情報でなく体験を保障するためのアクセシビリティ
この数年、美術館や博物館などにおいて、これまで来場者に含まれづらかった人たちに向けた取り組みが少しずつ見られ始めている。特に目が見えない人との鑑賞ワークショップや手話通訳付きのツアー、やさしい日本語のガイドなど、情報保障に関する取り組みを見かける機会が増えている。それらの情報保障は、それぞれの障害特性への配慮が必要ではあるが、すでに展示のために準備された作品やテキストをもとにできるため、(まだまだ十分とは言えない状況だが)比較的取り組みやすい方法だと言える。
一方、発達障害者や知的障害者、精神障害者などに向けた取り組みは、環境そのものからつくっていく必要があるため、実践の例はまだごくわずかだ。例えば2017年にスパイラルで開催された日本財団DIVERSITY IN THE ARTS企画展「ミュージアム・オブ・トゥギャザー」では、会場の一角に「クワイエット・ルーム」として、展覧会から離れて静かに心を落ち着けられる場所が設けられた。昨年のドクメンタ15でも、照明が落とされ、クッションが設置されたクワイエット・ルームが用意されていた 。
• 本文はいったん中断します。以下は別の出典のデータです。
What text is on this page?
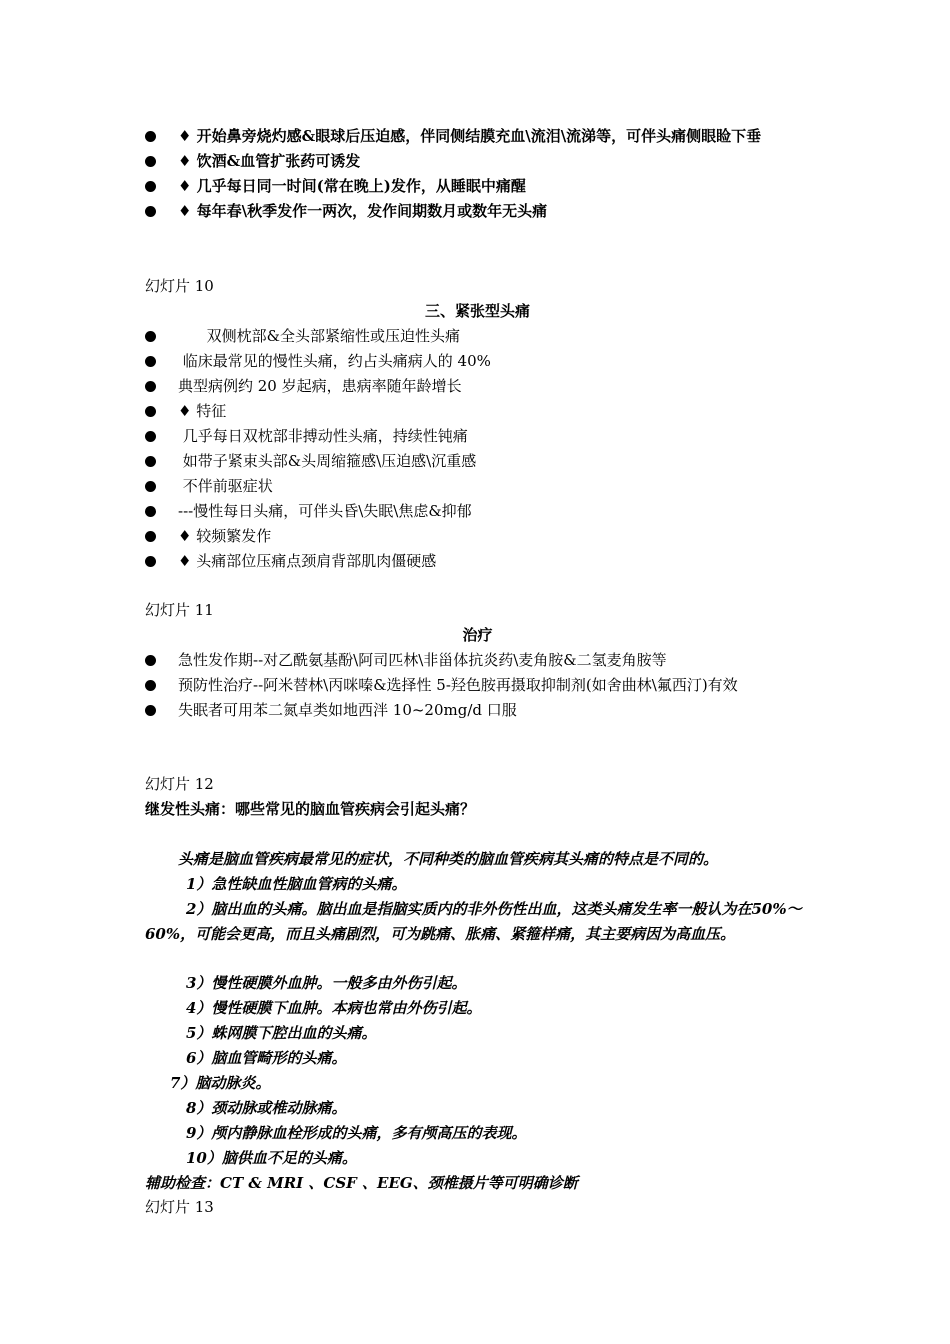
♦ 开始鼻旁烧灼感&眼球后压迫感，伴同侧结膜充血\流泪\流涕等，可伴头痛侧眼睑下垂
♦ 饮酒&血管扩张药可诱发
♦ 几乎每日同一时间(常在晚上)发作，从睡眠中痛醒
♦ 每年春\秋季发作一两次，发作间期数月或数年无头痛
幻灯片 10
三、紧张型头痛
双侧枕部&全头部紧缩性或压迫性头痛
临床最常见的慢性头痛，约占头痛病人的 40%
典型病例约 20 岁起病，患病率随年龄增长
♦ 特征
几乎每日双枕部非搏动性头痛，持续性钝痛
如带子紧束头部&头周缩箍感\压迫感\沉重感
不伴前驱症状
---慢性每日头痛，可伴头昏\失眠\焦虑&抑郁
♦ 较频繁发作
♦ 头痛部位压痛点颈肩背部肌肉僵硬感
幻灯片 11
治疗
急性发作期--对乙酰氨基酚\阿司匹林\非甾体抗炎药\麦角胺&二氢麦角胺等
预防性治疗--阿米替林\丙咪嗪&选择性 5-羟色胺再摄取抑制剂(如舍曲林\氟西汀)有效
失眠者可用苯二氮卓类如地西泮 10~20mg/d 口服
幻灯片 12
继发性头痛：哪些常见的脑血管疾病会引起头痛？
头痛是脑血管疾病最常见的症状，不同种类的脑血管疾病其头痛的特点是不同的。
1）急性缺血性脑血管病的头痛。
2）脑出血的头痛。脑出血是指脑实质内的非外伤性出血，这类头痛发生率一般认为在50%～60%，可能会更高，而且头痛剧烈，可为跳痛、胀痛、紧箍样痛，其主要病因为高血压。
3）慢性硬膜外血肿。一般多由外伤引起。
4）慢性硬膜下血肿。本病也常由外伤引起。
5）蛛网膜下腔出血的头痛。
6）脑血管畸形的头痛。
7）脑动脉炎。
8）颈动脉或椎动脉痛。
9）颅内静脉血栓形成的头痛，多有颅高压的表现。
10）脑供血不足的头痛。
辅助检查：CT & MRI 、CSF 、EEG、颈椎摄片等可明确诊断
幻灯片 13
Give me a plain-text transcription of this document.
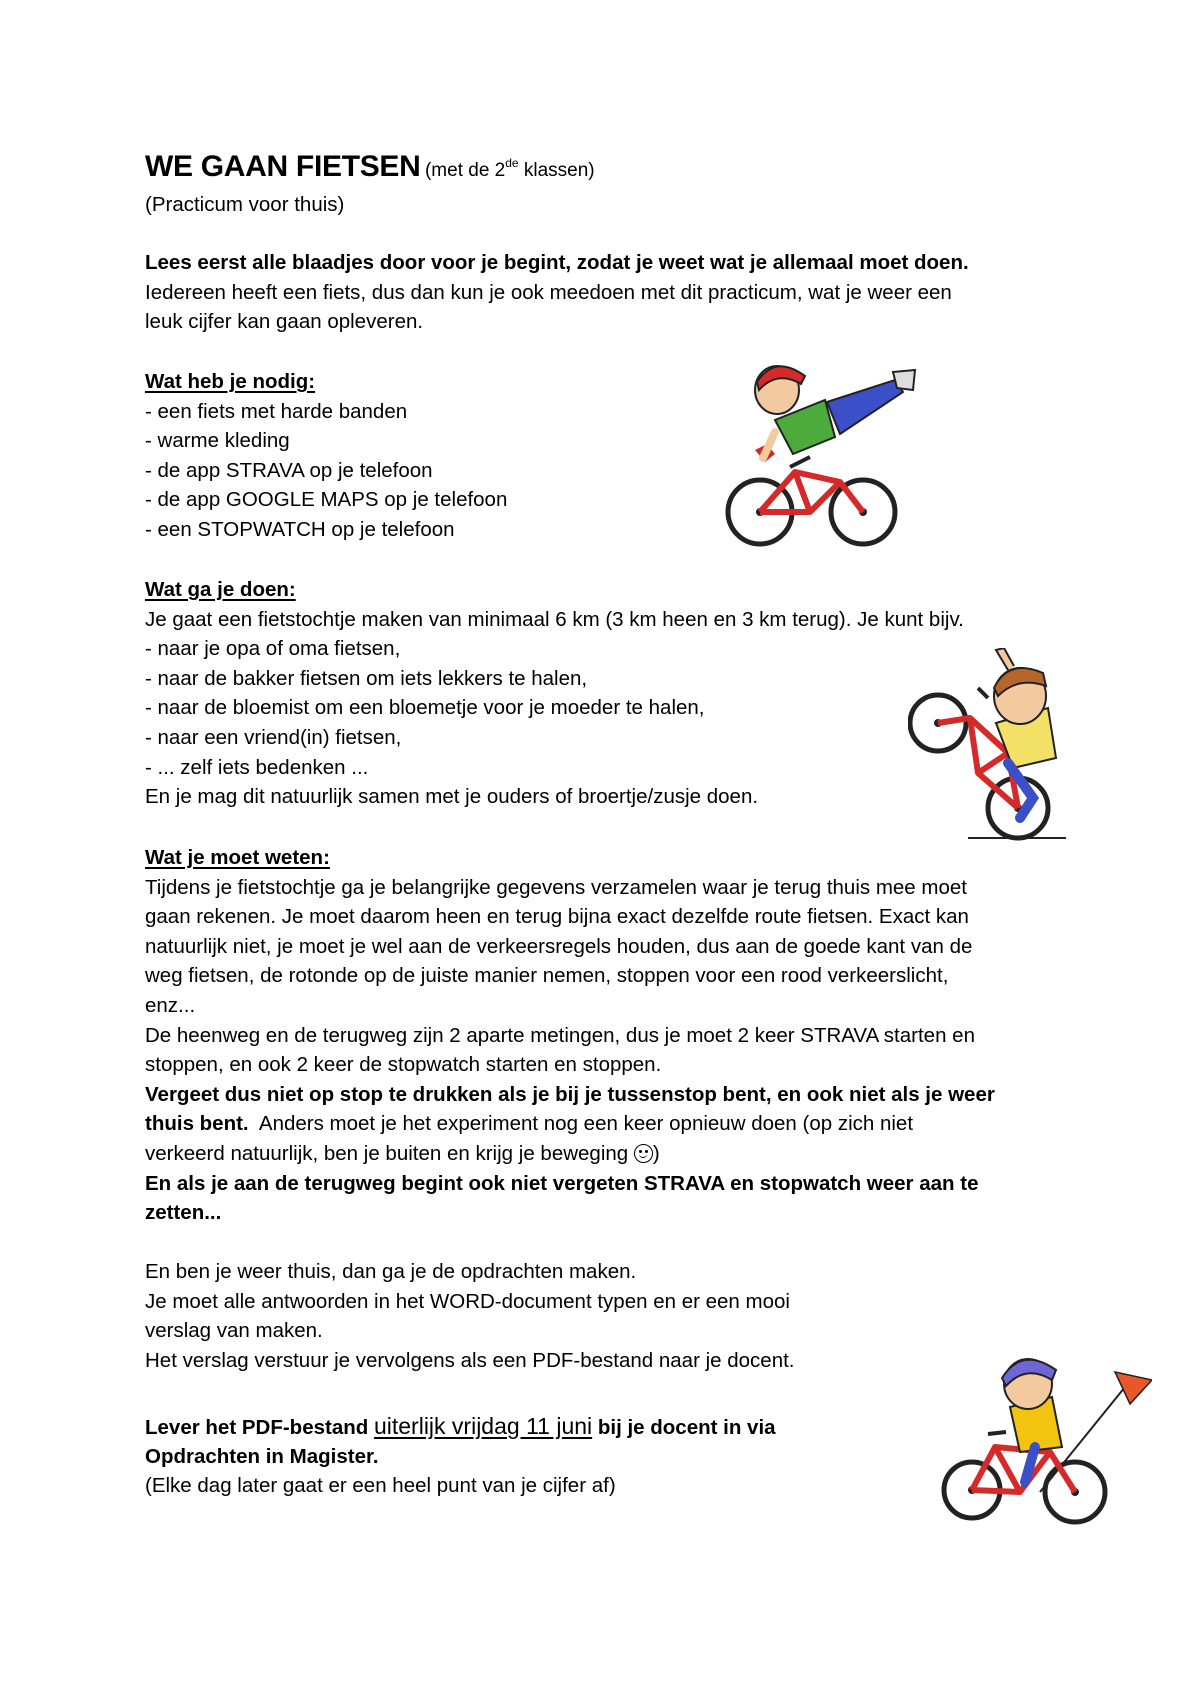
WE GAAN FIETSEN (met de 2de klassen)
(Practicum voor thuis)
Lees eerst alle blaadjes door voor je begint, zodat je weet wat je allemaal moet doen.
Iedereen heeft een fiets, dus dan kun je ook meedoen met dit practicum, wat je weer een
leuk cijfer kan gaan opleveren.
Wat heb je nodig:
- een fiets met harde banden
- warme kleding
- de app STRAVA op je telefoon
- de app GOOGLE MAPS op je telefoon
- een STOPWATCH op je telefoon
Wat ga je doen:
Je gaat een fietstochtje maken van minimaal 6 km (3 km heen en 3 km terug). Je kunt bijv.
- naar je opa of oma fietsen,
- naar de bakker fietsen om iets lekkers te halen,
- naar de bloemist om een bloemetje voor je moeder te halen,
- naar een vriend(in) fietsen,
- ... zelf iets bedenken ...
En je mag dit natuurlijk samen met je ouders of broertje/zusje doen.
Wat je moet weten:
Tijdens je fietstochtje ga je belangrijke gegevens verzamelen waar je terug thuis mee moet
gaan rekenen. Je moet daarom heen en terug bijna exact dezelfde route fietsen. Exact kan
natuurlijk niet, je moet je wel aan de verkeersregels houden, dus aan de goede kant van de
weg fietsen, de rotonde op de juiste manier nemen, stoppen voor een rood verkeerslicht,
enz...
De heenweg en de terugweg zijn 2 aparte metingen, dus je moet 2 keer STRAVA starten en
stoppen, en ook 2 keer de stopwatch starten en stoppen.
Vergeet dus niet op stop te drukken als je bij je tussenstop bent, en ook niet als je weer
thuis bent.  Anders moet je het experiment nog een keer opnieuw doen (op zich niet
verkeerd natuurlijk, ben je buiten en krijg je beweging )
En als je aan de terugweg begint ook niet vergeten STRAVA en stopwatch weer aan te
zetten...
En ben je weer thuis, dan ga je de opdrachten maken.
Je moet alle antwoorden in het WORD-document typen en er een mooi
verslag van maken.
Het verslag verstuur je vervolgens als een PDF-bestand naar je docent.
Lever het PDF-bestand uiterlijk vrijdag 11 juni bij je docent in via
Opdrachten in Magister.
(Elke dag later gaat er een heel punt van je cijfer af)
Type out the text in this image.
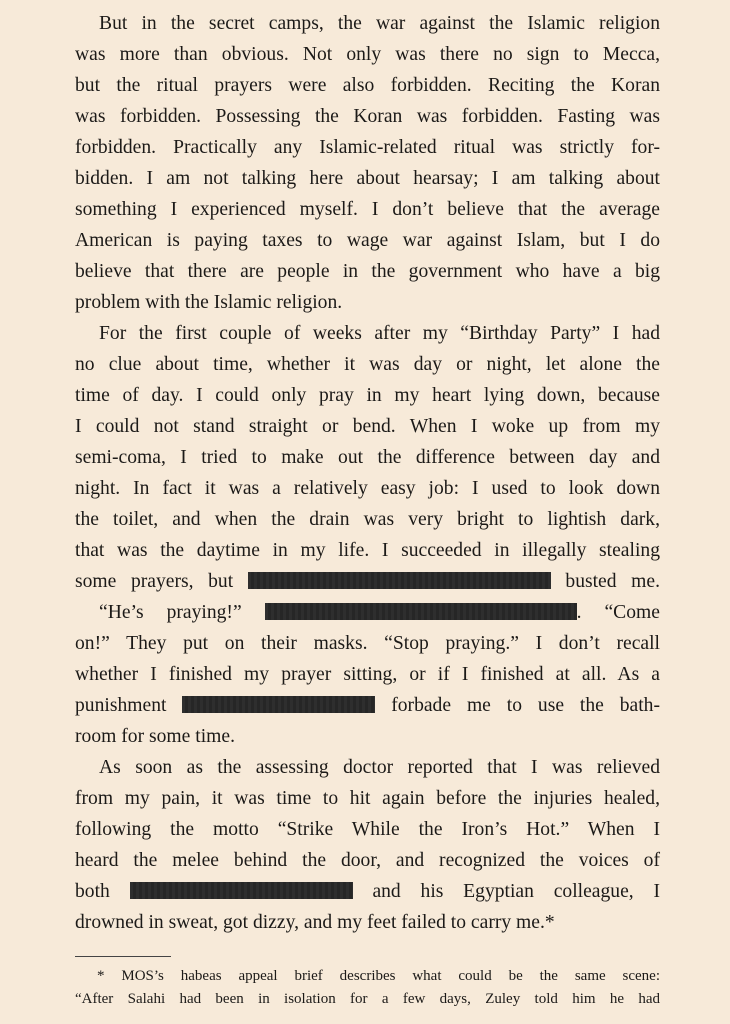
But in the secret camps, the war against the Islamic religion
was more than obvious. Not only was there no sign to Mecca,
but the ritual prayers were also forbidden. Reciting the Koran
was forbidden. Possessing the Koran was forbidden. Fasting was
forbidden. Practically any Islamic-related ritual was strictly for-
bidden. I am not talking here about hearsay; I am talking about
something I experienced myself. I don’t believe that the average
American is paying taxes to wage war against Islam, but I do
believe that there are people in the government who have a big
problem with the Islamic religion.

For the first couple of weeks after my “Birthday Party” I had
no clue about time, whether it was day or night, let alone the
time of day. I could only pray in my heart lying down, because
I could not stand straight or bend. When I woke up from my
semi-coma, I tried to make out the difference between day and
night. In fact it was a relatively easy job: I used to look down
the toilet, and when the drain was very bright to lightish dark,
that was the daytime in my life. I succeeded in illegally stealing
some prayers, but	busted me.

“He’s praying!”	. “Come
on!” They put on their masks. “Stop praying.” I don’t recall
whether I finished my prayer sitting, or if I finished at all. As a
punishment	forbade me to use the bath-
room for some time.

As soon as the assessing doctor reported that I was relieved
from my pain, it was time to hit again before the injuries healed,
following the motto “Strike While the Iron’s Hot.” When I
heard the melee behind the door, and recognized the voices of
both	and his Egyptian colleague, I
drowned in sweat, got dizzy, and my feet failed to carry me.*

* MOS’s habeas appeal brief describes what could be the same scene:
“After Salahi had been in isolation for a few days, Zuley told him he had
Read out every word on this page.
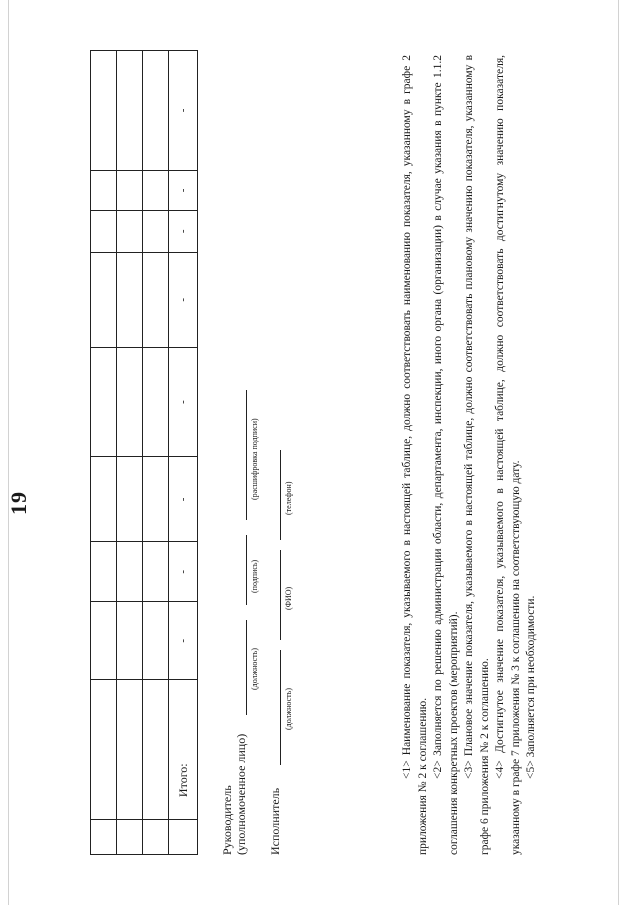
19

	Итого:	-	-	-	-	-	-	-	-
Руководитель (уполномоченное лицо)
(должность)
(подпись)
(расшифровка подписи)
Исполнитель
(должность)
(ФИО)
(телефон)	<1> Наименование показателя, указываемого в настоящей таблице, должно соответствовать наименованию показателя, указанному в графе 2 приложения № 2 к соглашению. <2> Заполняется по решению администрации области, департамента, инспекции, иного органа (организации) в случае указания в пункте 1.1.2 соглашения конкретных проектов (мероприятий). <3> Плановое значение показателя, указываемого в настоящей таблице, должно соответствовать плановому значению показателя, указанному в графе 6 приложения № 2 к соглашению. <4> Достигнутое значение показателя, указываемого в настоящей таблице, должно соответствовать достигнутому значению показателя, указанному в графе 7 приложения № 3 к соглашению на соответствующую дату. <5> Заполняется при необходимости.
これは、聴覚、視覚、触覚や嗅覚などの感覚が過敏な感覚過敏の人たちや精神障害のある人たちにとってのアジールであるとともに、美術展という長時間ほぼ立った状態で集中を強いられる場所において、こうした場所を潜在的に必要とする人はほかにも少なからずいるだろう。
一般的に発達障害の人たちに向けた取り組みは、「Sensory Friendly 〜」(または、「Autism Friendly 〜」「Relaxed 〜」)と呼ばれ、海外では美術館よりも劇場でのダンスや音楽公演において積極的に実施されている。例えばニューヨークで見たあるダンス公演では、アクセシビリティの一環として必要な人にバッグが配られ、そのなかには視覚の刺激が強い人に向けたサングラスやアイマスク、聴覚の刺激が強い人に向けた耳栓、そして不安からくる落ち着きのなさを解消するために握っていられるフィジェット2種類がセットとなり入っていた。一般の人にとっては、「アイマスクや耳栓をしてまで公演を見るなんて」と思うかもしれないが、視覚や聴覚からの強すぎる刺激を遮断することで、落ち着いてほかの感覚で公演を楽しめる人もいるのだ。博物館においても、感覚過敏の人たちに向けてヘッドフォンを貸し出す施設や、感覚特性に応じたアプリを提供する施設もある。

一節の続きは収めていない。